Editor's Image | Midjourney
This tutorial demonstrates how to use the Hugging Face dataset library to load datasets from different sources with just a few lines of code.
The Hugging Face Dataset Library simplifies the process of loading and processing datasets. It provides a unified interface to thousands of datasets in the Hugging Face Hub. The library also implements several performance metrics for evaluating transformer-based models.
Initial setup
Some Python development environments may require the Datasets library to be installed before importing.
!pip install datasets
import datasets
How to upload a Hugging Face Hub dataset by name
Hugging Face hosts a large number of datasets in its core. The following function generates a list of these datasets by name:
from datasets import list_datasets
list_datasets()
We are going to load one of them, specifically the emotion dataset To classify emotions in tweets, specifying their name:
data = load_dataset("jeffnyman/emotions")
If you want to upload a dataset that you found while browsing the Hugging Face website and you are not sure what the correct naming convention is, click the “copy” icon next to the dataset name, as shown below:
The dataset is loaded into a DatasetDict object containing three subsets or folds: training, validation, and testing.
DatasetDict({
train: Dataset({
features: ('text', 'label'),
num_rows: 16000
})
validation: Dataset({
features: ('text', 'label'),
num_rows: 2000
})
test: Dataset({
features: ('text', 'label'),
num_rows: 2000
})
})
Each fold is in turn a Data set object. Using dictionary operations, we can retrieve the training data fold:
train_data = all_data("train")
The length of this dataset object indicates the number of training instances (tweets).
Which leads to this result:
Getting a single instance by index (say, the fourth) is as easy as mimicking a list operation:
which returns a Python dictionary with the two attributes in the dataset acting as keys: the input tweet textand the label indicating the emotion with which it has been classified.
{'text': 'i am ever feeling nostalgic about the fireplace i will know that it is still on the property',
'label': 2}
We can also simultaneously obtain several consecutive instances by means of cuts:
This operation returns a single dictionary as before, but now each key has an associated list of values instead of a single value.
{'text': ('i didnt feel humiliated', ...),
'label': (0, ...)}
Finally, to access a single attribute value, we specify two indexes: one for its position and one for the attribute name or key:
Uploading your own data
If instead of using the Hugging Face Dataset Hub you would like to use your own dataset, the Dataset Library also allows you to do so using the same 'load_dataset()' function with two arguments: the file format of the dataset to load (such as “csv”, “text”, or “json”) and the path or URL where it is located.
This example loads the Palmer Archipelago penguin dataset from a public GitHub repository:
url = "https://raw.githubusercontent.com/allisonhorst/palmerpenguins/master/inst/extdata/penguins.csv"
dataset = load_dataset('csv', data_files=url)
Convert a dataset to a Pandas dataframe
Last but not least, sometimes it is convenient to convert the loaded data into a Pandas Data frame object, which makes it easy to manipulate, analyze, and visualize data with the extensive functionality of the Pandas library.
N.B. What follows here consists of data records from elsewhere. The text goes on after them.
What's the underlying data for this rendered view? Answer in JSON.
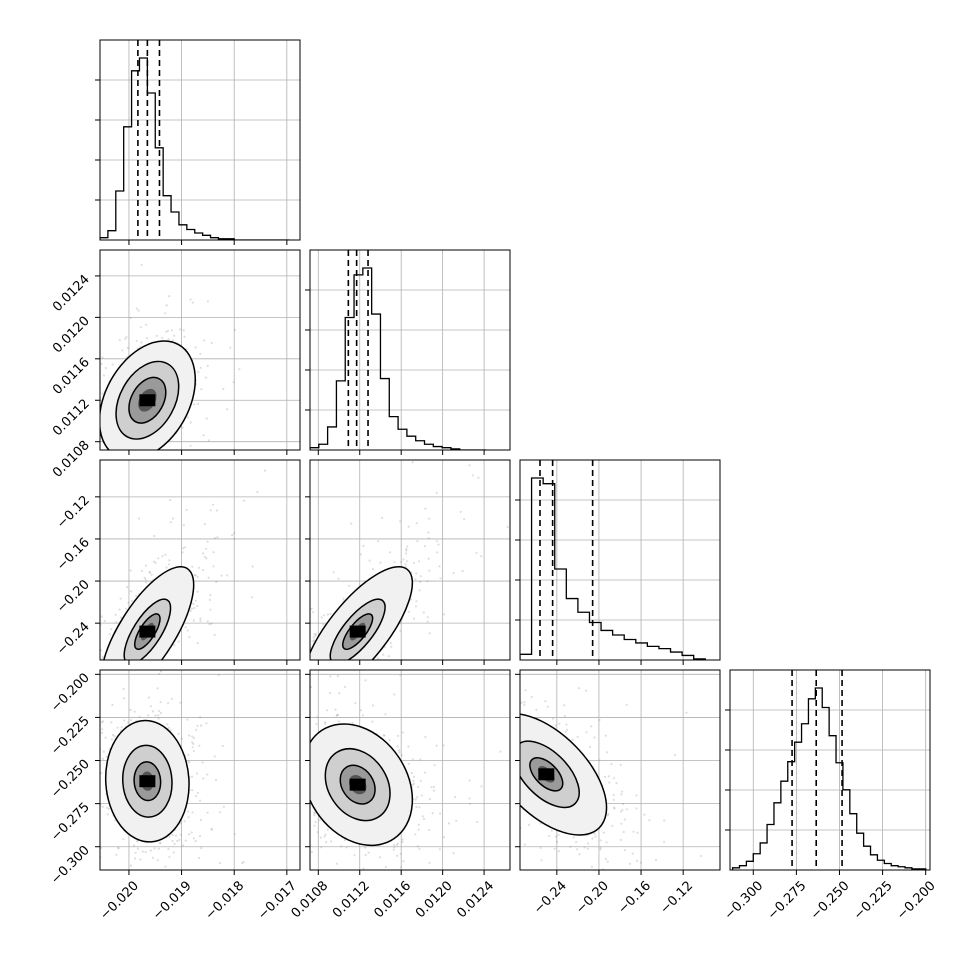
{
  "chart_data": {
    "type": "corner",
    "title": "",
    "colors": {
      "line": "#000000",
      "grid": "#b0b0b0",
      "points": "#888888",
      "density_dark": "#000000"
    },
    "grid": true,
    "parameters": [
      {
        "index": 0,
        "range": [
          -0.02055,
          -0.01675
        ],
        "ticks": [
          -0.02,
          -0.019,
          -0.018,
          -0.017
        ],
        "tick_labels": [
          "−0.020",
          "−0.019",
          "−0.018",
          "−0.017"
        ],
        "quantiles": [
          -0.01983,
          -0.01965,
          -0.01942
        ],
        "hist_bins": [
          -0.02055,
          -0.0204,
          -0.02025,
          -0.0201,
          -0.01995,
          -0.0198,
          -0.01965,
          -0.0195,
          -0.01935,
          -0.0192,
          -0.01905,
          -0.0189,
          -0.01875,
          -0.0186,
          -0.01845,
          -0.0183,
          -0.01815,
          -0.018,
          -0.01785,
          -0.0177,
          -0.01755,
          -0.0174,
          -0.01725,
          -0.0171,
          -0.01695
        ],
        "hist_counts": [
          2,
          8,
          42,
          97,
          145,
          156,
          126,
          79,
          38,
          24,
          13,
          9,
          6,
          4,
          2,
          1,
          1,
          0,
          0,
          0,
          0,
          0,
          0,
          0
        ]
      },
      {
        "index": 1,
        "range": [
          0.01072,
          0.01265
        ],
        "ticks": [
          0.0108,
          0.0112,
          0.0116,
          0.012,
          0.0124
        ],
        "tick_labels": [
          "0.0108",
          "0.0112",
          "0.0116",
          "0.0120",
          "0.0124"
        ],
        "quantiles": [
          0.01109,
          0.01117,
          0.01128
        ],
        "hist_bins": [
          0.01072,
          0.010805,
          0.01089,
          0.010975,
          0.01106,
          0.011145,
          0.01123,
          0.011315,
          0.0114,
          0.011485,
          0.01157,
          0.011655,
          0.01174,
          0.011825,
          0.01191,
          0.011995,
          0.01208,
          0.012165,
          0.01225,
          0.012335,
          0.01242
        ],
        "hist_counts": [
          2,
          5,
          20,
          60,
          115,
          152,
          158,
          118,
          62,
          29,
          18,
          12,
          8,
          5,
          3,
          2,
          1,
          0,
          0,
          0
        ]
      },
      {
        "index": 2,
        "range": [
          -0.275,
          -0.085
        ],
        "ticks": [
          -0.24,
          -0.2,
          -0.16,
          -0.12
        ],
        "tick_labels": [
          "−0.24",
          "−0.20",
          "−0.16",
          "−0.12"
        ],
        "quantiles": [
          -0.256,
          -0.244,
          -0.206
        ],
        "hist_bins": [
          -0.275,
          -0.264,
          -0.253,
          -0.242,
          -0.231,
          -0.22,
          -0.209,
          -0.198,
          -0.187,
          -0.176,
          -0.165,
          -0.154,
          -0.143,
          -0.132,
          -0.121,
          -0.11,
          -0.099
        ],
        "hist_counts": [
          5,
          160,
          155,
          80,
          54,
          42,
          33,
          26,
          22,
          18,
          15,
          12,
          10,
          7,
          4,
          1
        ]
      },
      {
        "index": 3,
        "range": [
          -0.3135,
          -0.1975
        ],
        "ticks": [
          -0.3,
          -0.275,
          -0.25,
          -0.225,
          -0.2
        ],
        "tick_labels": [
          "−0.300",
          "−0.275",
          "−0.250",
          "−0.225",
          "−0.200"
        ],
        "quantiles": [
          -0.2775,
          -0.2635,
          -0.2485
        ],
        "hist_bins": [
          -0.312,
          -0.308,
          -0.304,
          -0.3,
          -0.296,
          -0.292,
          -0.288,
          -0.284,
          -0.28,
          -0.276,
          -0.272,
          -0.268,
          -0.264,
          -0.26,
          -0.256,
          -0.252,
          -0.248,
          -0.244,
          -0.24,
          -0.236,
          -0.232,
          -0.228,
          -0.224,
          -0.22,
          -0.216,
          -0.212,
          -0.208,
          -0.204,
          -0.2
        ],
        "hist_counts": [
          2,
          4,
          8,
          15,
          25,
          42,
          62,
          82,
          100,
          118,
          135,
          158,
          168,
          150,
          124,
          99,
          74,
          52,
          34,
          22,
          14,
          9,
          6,
          4,
          3,
          2,
          1,
          1
        ]
      }
    ],
    "pair_distributions": [
      {
        "row": 1,
        "col": 0,
        "center": [
          -0.01965,
          0.0112
        ],
        "spread": [
          0.00035,
          0.00022
        ],
        "corr": 0.35,
        "contour_scale": [
          1.0,
          1.7,
          2.6
        ]
      },
      {
        "row": 2,
        "col": 0,
        "center": [
          -0.01965,
          -0.248
        ],
        "spread": [
          0.0004,
          0.028
        ],
        "corr": 0.72,
        "contour_scale": [
          0.6,
          1.1,
          2.2
        ]
      },
      {
        "row": 2,
        "col": 1,
        "center": [
          0.01118,
          -0.248
        ],
        "spread": [
          0.00024,
          0.028
        ],
        "corr": 0.75,
        "contour_scale": [
          0.6,
          1.1,
          2.2
        ]
      },
      {
        "row": 3,
        "col": 0,
        "center": [
          -0.01965,
          -0.262
        ],
        "spread": [
          0.00036,
          0.016
        ],
        "corr": -0.05,
        "contour_scale": [
          0.7,
          1.3,
          2.2
        ]
      },
      {
        "row": 3,
        "col": 1,
        "center": [
          0.01118,
          -0.264
        ],
        "spread": [
          0.00024,
          0.016
        ],
        "corr": -0.25,
        "contour_scale": [
          0.7,
          1.3,
          2.2
        ]
      },
      {
        "row": 3,
        "col": 2,
        "center": [
          -0.25,
          -0.258
        ],
        "spread": [
          0.026,
          0.016
        ],
        "corr": -0.55,
        "contour_scale": [
          0.6,
          1.2,
          2.2
        ]
      }
    ]
  }
}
penguins = dataset("train").to_pandas()
penguins.head()
Now that you have learned how to efficiently load datasets using the dedicated Hugging Face library, the next step is to leverage them by using Large Language Models (LLMs).
Ivan Palomares Carrascosa is a leader, writer, speaker, and advisor on ai, machine learning, deep learning, and law. He trains and guides others to leverage ai in the real world.